Ангел зябко передёрнул худыми плечами то ли от той памятной вагонной прохлады, то ли от сегодняшней вечерней свежести, испаряющей с тщедушного тела и одежды пот панического страха.

- Ехали медленно, с частыми остановками, и к рассвету добрались только до Ровно. Там нас, сонных и мятых, выгнали из нагревшихся от нашего тепла теплушек, пересчитали-перекликали, разделили на взводы и погнали марш-броском через город под командой молоденьких сержантов и одного лейтенанта на все пять взводов.

- Город был пуст. По улицам метались какие-то бумаги, тряпки, клочки сена и листовки с крупным обращением: «Русский солдат!». Отчётливо слышалось лихорадочное тарахтенье пулемётов, таканье винтовок, завывание и грохот мин, а фоном всему – беспрерывная пушечная канонада. Некоторые разрывы были так близки, что наши головы непроизвольно втягивались в плечи, и мы кланялись богу войны, выпрашивая снисхождения, а спина и грудь мои снова взмокли. Было холодно и ветрено, до слёз захотелось, чтобы меня продуло до температуры, и отправили бы в госпиталь. Ничего не случилось. В каком-то заводском дворе со склада выдали каждому третьему боевую винтовку и по две обоймы патронов, остальным – учебные просверленные винтовки и деревянные муляжи, а кому и таких не хватило – штыки. Мне из-за моей комплекции достался штык, покрытый ржавчиной.

Обиженный даже при дележе оружия поёрзал застывшим костлявым задом по ступеньке крыльца, завязал верёвочками вырез на груди рубахи, потёр озябшие ладони утопленника и продолжил рассказ жизнепадения, блестя в темноте неугасающим кончиком красного носа.

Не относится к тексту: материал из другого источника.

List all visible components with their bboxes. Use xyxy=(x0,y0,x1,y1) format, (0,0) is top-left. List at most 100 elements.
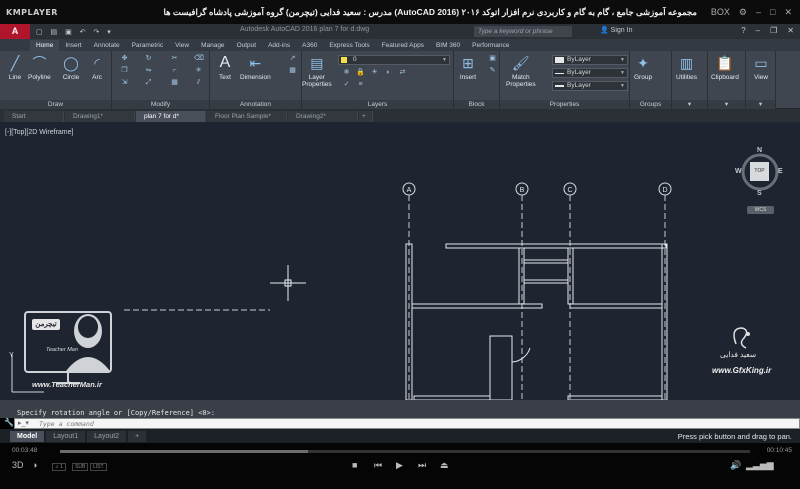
linetype-dropdown[interactable]: ByLayer ▼ xyxy=(552,68,628,78)
polyline-button[interactable]: ⌒ Polyline xyxy=(28,54,51,81)
next-icon[interactable]: ⏭ xyxy=(418,460,426,471)
view-panel-title[interactable]: ▾ xyxy=(746,100,775,109)
close-icon[interactable]: ✕ xyxy=(784,7,792,18)
text-button[interactable]: A Text xyxy=(216,54,234,81)
maximize-icon[interactable]: □ xyxy=(770,7,775,18)
previous-icon[interactable]: ⏮ xyxy=(374,460,382,471)
trim-icon[interactable]: ✂ xyxy=(170,55,179,63)
create-block-icon[interactable]: ▣ xyxy=(488,55,497,63)
utilities-button[interactable]: ▥ Utilities xyxy=(676,54,697,82)
new-tab-button[interactable]: + xyxy=(359,111,373,122)
tab-home[interactable]: Home xyxy=(30,40,60,51)
search-input[interactable]: Type a keyword or phrase xyxy=(474,26,572,37)
viewcube[interactable]: N S E W TOP xyxy=(735,147,783,197)
play-icon[interactable]: ▶ xyxy=(396,460,403,471)
tab-featured-apps[interactable]: Featured Apps xyxy=(376,40,430,51)
playlist-icon[interactable]: LIST xyxy=(90,463,107,471)
explode-icon[interactable]: ✳ xyxy=(194,67,203,75)
stretch-icon[interactable]: ⇲ xyxy=(120,79,129,87)
compass-north[interactable]: N xyxy=(757,147,762,154)
layer-properties-button[interactable]: ▤ Layer Properties xyxy=(302,54,332,89)
audio-track-icon[interactable]: ♫ 1 xyxy=(52,463,66,471)
mirror-icon[interactable]: ⇋ xyxy=(144,67,153,75)
rotate-icon[interactable]: ↻ xyxy=(144,55,153,63)
file-tab-plan-7[interactable]: plan 7 for d* xyxy=(136,111,206,122)
array-icon[interactable]: ▦ xyxy=(170,79,179,87)
group-button[interactable]: ✦ Group xyxy=(634,54,652,82)
sign-in-button[interactable]: 👤 Sign In xyxy=(600,26,632,34)
line-button[interactable]: ╱ Line xyxy=(6,54,24,82)
insert-button[interactable]: ⊞ Insert xyxy=(459,54,477,82)
tab-a360[interactable]: A360 xyxy=(296,40,323,51)
scale-icon[interactable]: ⤢ xyxy=(144,79,153,87)
tab-layout2[interactable]: Layout2 xyxy=(87,430,127,442)
leader-icon[interactable]: ↗ xyxy=(288,55,297,63)
wrench-icon[interactable]: 🔧 xyxy=(4,418,14,429)
3d-icon[interactable]: 3D xyxy=(12,460,24,470)
tab-performance[interactable]: Performance xyxy=(466,40,515,51)
restore-icon[interactable]: ❐ xyxy=(770,26,777,35)
close-icon[interactable]: ✕ xyxy=(787,26,794,35)
dimension-button[interactable]: ⇤ Dimension xyxy=(240,54,271,82)
tab-output[interactable]: Output xyxy=(231,40,263,51)
arc-button[interactable]: ◜ Arc xyxy=(88,54,106,82)
layer-lock-icon[interactable]: 🔒 xyxy=(356,69,365,77)
annotation-panel-title[interactable]: Annotation xyxy=(210,100,301,109)
color-dropdown[interactable]: ByLayer ▼ xyxy=(552,55,628,65)
layer-match-icon[interactable]: ⇄ xyxy=(398,69,407,77)
viewcube-top-face[interactable]: TOP xyxy=(750,162,769,181)
layer-dropdown[interactable]: 0 ▼ xyxy=(338,55,450,65)
quick-access-toolbar[interactable]: ▢ ▤ ▣ ↶ ↷ ▾ xyxy=(36,28,114,36)
tab-view[interactable]: View xyxy=(169,40,195,51)
clipboard-panel-title[interactable]: ▾ xyxy=(708,100,745,109)
tab-parametric[interactable]: Parametric xyxy=(126,40,169,51)
minimize-icon[interactable]: – xyxy=(756,7,761,18)
edit-block-icon[interactable]: ✎ xyxy=(488,67,497,75)
tab-manage[interactable]: Manage xyxy=(195,40,231,51)
modify-panel-title[interactable]: Modify xyxy=(112,100,209,109)
tab-bim-360[interactable]: BIM 360 xyxy=(430,40,466,51)
groups-panel-title[interactable]: Groups xyxy=(630,100,671,109)
block-panel-title[interactable]: Block xyxy=(454,100,499,109)
seek-bar[interactable] xyxy=(60,450,750,453)
volume-icon[interactable]: 🔊 xyxy=(730,460,741,471)
layer-freeze-icon[interactable]: ❄ xyxy=(342,69,351,77)
layer-isolate-icon[interactable]: ◐ xyxy=(384,69,393,77)
autocad-logo[interactable]: A xyxy=(0,24,30,39)
command-customize-icon[interactable]: ▸_▾ xyxy=(18,419,29,428)
tab-express-tools[interactable]: Express Tools xyxy=(323,40,375,51)
circle-button[interactable]: ◯ Circle xyxy=(62,54,80,82)
compass-west[interactable]: W xyxy=(735,168,742,175)
tab-add-ins[interactable]: Add-ins xyxy=(262,40,296,51)
settings-icon[interactable]: ⚙ xyxy=(739,7,747,18)
file-tab-start[interactable]: Start xyxy=(4,111,64,122)
minimize-icon[interactable]: – xyxy=(756,26,760,35)
lineweight-dropdown[interactable]: ByLayer ▼ xyxy=(552,81,628,91)
compass-south[interactable]: S xyxy=(757,190,762,197)
layers-panel-title[interactable]: Layers xyxy=(302,100,453,109)
tab-annotate[interactable]: Annotate xyxy=(88,40,126,51)
tab-model[interactable]: Model xyxy=(10,430,45,442)
tab-insert[interactable]: Insert xyxy=(59,40,87,51)
command-input[interactable] xyxy=(39,419,779,428)
match-properties-button[interactable]: 🖌 Match Properties xyxy=(506,54,536,89)
file-tab-drawing2[interactable]: Drawing2* xyxy=(288,111,358,122)
tab-layout1[interactable]: Layout1 xyxy=(46,430,86,442)
file-tab-drawing1[interactable]: Drawing1* xyxy=(65,111,135,122)
compass-east[interactable]: E xyxy=(778,168,783,175)
fillet-icon[interactable]: ⌐ xyxy=(170,67,179,75)
view-button[interactable]: ▭ View xyxy=(752,54,770,82)
utilities-panel-title[interactable]: ▾ xyxy=(672,100,707,109)
table-icon[interactable]: ▦ xyxy=(288,67,297,75)
clipboard-button[interactable]: 📋 Clipboard xyxy=(711,54,739,82)
layer-off-icon[interactable]: ☀ xyxy=(370,69,379,77)
eject-icon[interactable]: ⏏ xyxy=(440,460,449,471)
drawing-canvas[interactable]: [-][Top][2D Wireframe] A B C D Y N S E W… xyxy=(0,122,800,400)
vr-icon[interactable]: ◑ xyxy=(32,460,37,470)
add-layout-button[interactable]: + xyxy=(128,430,147,442)
wcs-menu[interactable]: WCS xyxy=(747,206,774,214)
draw-panel-title[interactable]: Draw xyxy=(0,100,111,109)
copy-icon[interactable]: ❐ xyxy=(120,67,129,75)
move-icon[interactable]: ✥ xyxy=(120,55,129,63)
volume-slider[interactable]: ▂▃▅▆ xyxy=(746,460,786,471)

- Снова построили повзводно, и перед фронтом появился политрук, который начал, надрываясь, кричать сорванным хриплым голосом, что наше дело правое и победа будет за нами, пока же немцы временно прорвались на нашу территорию, и надо удержать город до подхода главных сил, и это приказ товарища Сталина. Тот, кто без оружия, возьмёт у убитого товарища, но – ни шагу назад! Оставившим позицию без приказа – расстрел!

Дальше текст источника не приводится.